米拉贝尔从玛莎身后站出来,微笑颔首示意,“安然让我把孩子带回去,以后她就是我的女儿了。”
蒙特利尔的雨在凌晨时分渐渐停歇。
马斯克站在公寓楼下的阴影里,看着四楼那扇亮着微弱灯光的窗户。窗帘是那种廉价的化纤布料,透出的光线模糊而温暖,在这座被雨水浸泡的城市里显得格外孤独。
“你为什么亲自把她送来?最近闲的,还是有别的原因”玛莎的声音从身后传来,带着一丝他读不懂的情绪。
马斯克没有回头:“我……欠她爷爷的……人情。”
玛莎走到他身边,同样抬头看着那扇窗户。雨水从屋檐滴落,在她脚边砸出细密的水花。这个曾经在莫斯科呼风唤雨的女人,此刻穿着一件普通的灰色风衣,脸上没有任何妆容,看起来普通得就像一个在街头躲雨的路人。
“约哈南用自己的命换了甘达的命。”玛莎说,“新任局长已经走马上任,是以前负责情报的副局长纳夫塔利。他跟半路出家的甘达不一样,是基层靠功劳一步步起来的。”
马斯克终于转过头,看着她。
“你想说什么?”
玛莎迎着他的目光,那双经历过太多生死的眼睛里没有任何波澜:“我想说,以后我们要面对的敌人……会更可怕。”

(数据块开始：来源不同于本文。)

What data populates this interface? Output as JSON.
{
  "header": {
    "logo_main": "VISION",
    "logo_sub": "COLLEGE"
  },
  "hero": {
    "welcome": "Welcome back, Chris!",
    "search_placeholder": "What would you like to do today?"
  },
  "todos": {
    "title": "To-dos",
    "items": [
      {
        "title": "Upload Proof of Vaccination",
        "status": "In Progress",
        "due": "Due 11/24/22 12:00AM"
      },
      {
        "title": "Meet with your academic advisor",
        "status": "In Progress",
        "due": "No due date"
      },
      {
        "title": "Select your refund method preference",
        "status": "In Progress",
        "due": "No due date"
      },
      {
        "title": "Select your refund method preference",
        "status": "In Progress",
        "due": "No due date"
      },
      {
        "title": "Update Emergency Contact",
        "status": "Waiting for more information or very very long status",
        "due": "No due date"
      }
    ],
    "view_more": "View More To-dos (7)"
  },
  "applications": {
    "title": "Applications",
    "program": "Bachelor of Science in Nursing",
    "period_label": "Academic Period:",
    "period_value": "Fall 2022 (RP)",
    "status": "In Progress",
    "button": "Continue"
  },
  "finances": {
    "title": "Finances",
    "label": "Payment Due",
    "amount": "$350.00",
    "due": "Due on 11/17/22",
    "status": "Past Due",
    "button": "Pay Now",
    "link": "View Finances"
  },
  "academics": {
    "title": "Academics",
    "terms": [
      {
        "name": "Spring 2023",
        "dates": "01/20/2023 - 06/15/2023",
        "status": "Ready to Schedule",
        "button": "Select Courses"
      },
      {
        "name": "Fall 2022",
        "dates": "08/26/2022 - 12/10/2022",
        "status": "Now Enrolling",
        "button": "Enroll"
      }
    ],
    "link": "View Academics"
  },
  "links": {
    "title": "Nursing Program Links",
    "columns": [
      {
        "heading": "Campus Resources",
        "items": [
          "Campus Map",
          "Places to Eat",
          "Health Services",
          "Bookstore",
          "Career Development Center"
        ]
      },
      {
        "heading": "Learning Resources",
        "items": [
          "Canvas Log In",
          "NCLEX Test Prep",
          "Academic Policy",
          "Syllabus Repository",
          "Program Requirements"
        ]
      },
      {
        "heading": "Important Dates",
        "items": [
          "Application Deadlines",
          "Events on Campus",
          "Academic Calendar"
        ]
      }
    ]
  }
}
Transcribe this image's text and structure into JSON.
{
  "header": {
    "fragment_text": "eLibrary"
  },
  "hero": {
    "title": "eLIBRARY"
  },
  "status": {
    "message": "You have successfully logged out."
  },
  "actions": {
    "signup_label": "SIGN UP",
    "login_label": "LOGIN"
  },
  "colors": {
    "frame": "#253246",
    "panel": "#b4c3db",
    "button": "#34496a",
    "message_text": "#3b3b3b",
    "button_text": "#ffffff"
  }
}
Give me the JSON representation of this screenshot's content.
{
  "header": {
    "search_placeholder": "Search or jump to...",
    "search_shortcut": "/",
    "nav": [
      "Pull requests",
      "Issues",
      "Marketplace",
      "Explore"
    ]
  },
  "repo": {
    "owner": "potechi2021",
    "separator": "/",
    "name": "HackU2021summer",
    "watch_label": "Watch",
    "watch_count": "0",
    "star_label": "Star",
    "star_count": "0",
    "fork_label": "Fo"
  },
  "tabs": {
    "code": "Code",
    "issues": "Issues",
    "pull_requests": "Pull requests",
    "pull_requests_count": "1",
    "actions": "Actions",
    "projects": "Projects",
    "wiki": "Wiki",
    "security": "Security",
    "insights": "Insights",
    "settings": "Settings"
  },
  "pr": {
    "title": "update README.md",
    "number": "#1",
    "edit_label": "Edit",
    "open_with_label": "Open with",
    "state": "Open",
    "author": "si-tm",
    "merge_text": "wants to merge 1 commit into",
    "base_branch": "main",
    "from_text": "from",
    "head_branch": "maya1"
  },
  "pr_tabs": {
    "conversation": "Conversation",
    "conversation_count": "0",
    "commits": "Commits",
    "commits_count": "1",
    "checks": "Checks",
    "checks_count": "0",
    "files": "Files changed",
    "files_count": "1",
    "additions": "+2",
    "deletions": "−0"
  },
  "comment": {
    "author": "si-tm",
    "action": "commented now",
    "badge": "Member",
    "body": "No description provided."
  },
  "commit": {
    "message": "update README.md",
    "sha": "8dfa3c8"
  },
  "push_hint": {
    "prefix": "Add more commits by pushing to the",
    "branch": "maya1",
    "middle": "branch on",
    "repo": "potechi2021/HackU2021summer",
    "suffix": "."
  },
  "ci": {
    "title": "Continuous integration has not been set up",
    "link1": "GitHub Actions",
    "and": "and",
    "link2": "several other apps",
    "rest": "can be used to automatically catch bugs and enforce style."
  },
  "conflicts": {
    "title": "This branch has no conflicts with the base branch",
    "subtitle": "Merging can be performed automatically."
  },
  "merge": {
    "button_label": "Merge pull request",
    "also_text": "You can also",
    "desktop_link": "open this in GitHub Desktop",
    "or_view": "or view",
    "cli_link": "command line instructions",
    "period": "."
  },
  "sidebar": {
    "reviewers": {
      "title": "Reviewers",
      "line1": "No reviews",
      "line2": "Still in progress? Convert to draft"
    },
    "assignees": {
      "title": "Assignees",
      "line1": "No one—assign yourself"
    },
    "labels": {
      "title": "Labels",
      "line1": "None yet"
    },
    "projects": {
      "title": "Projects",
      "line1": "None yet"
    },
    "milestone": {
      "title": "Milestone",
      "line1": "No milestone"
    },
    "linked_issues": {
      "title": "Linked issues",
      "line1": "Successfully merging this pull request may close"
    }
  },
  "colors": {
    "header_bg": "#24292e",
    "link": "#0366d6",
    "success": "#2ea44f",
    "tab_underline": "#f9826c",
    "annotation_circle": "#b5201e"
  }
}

马斯克沉默了很久,然后轻轻笑了。那笑容在他那张棱角分明的脸上显得有些生硬,像是一块石头勉强挤出的裂纹。
“玛莎,什么时候变得这么观前顾后了?好像不是你的风格啊。”
“从安德烈死后。”玛莎的声音很平静,平静得像在说别人的事,“当我亲手杀死他的那天晚上。我在想,我的结局会是什么?横尸街头,还是会孤独终老。”
她掏出香烟点上,蓝色的烟雾从她嘴里喷出,蓝化了周围的空气。“也许横尸街头就是我们这种人应该的归宿,躺在床上老去,想想就浑身不自在。”
她顿了顿,目光再次落向那扇窗户,“好在老板这人还不错,没有让那个小女孩走她爷爷的老路。”
马斯克没有再说话,也不知道说什么好。玛莎这人脑子经常会短路,总是有一些奇怪的想法。
也许是受了红色镰刀解体的影响,这群克格勃突然之间失去了为止奋斗的目标,一个个变得神经兮兮的。安娜如此,玛莎也是如此,还有那个佐伊……跟老板的儿子搞在一起,年纪还大了一大截……怎么想的。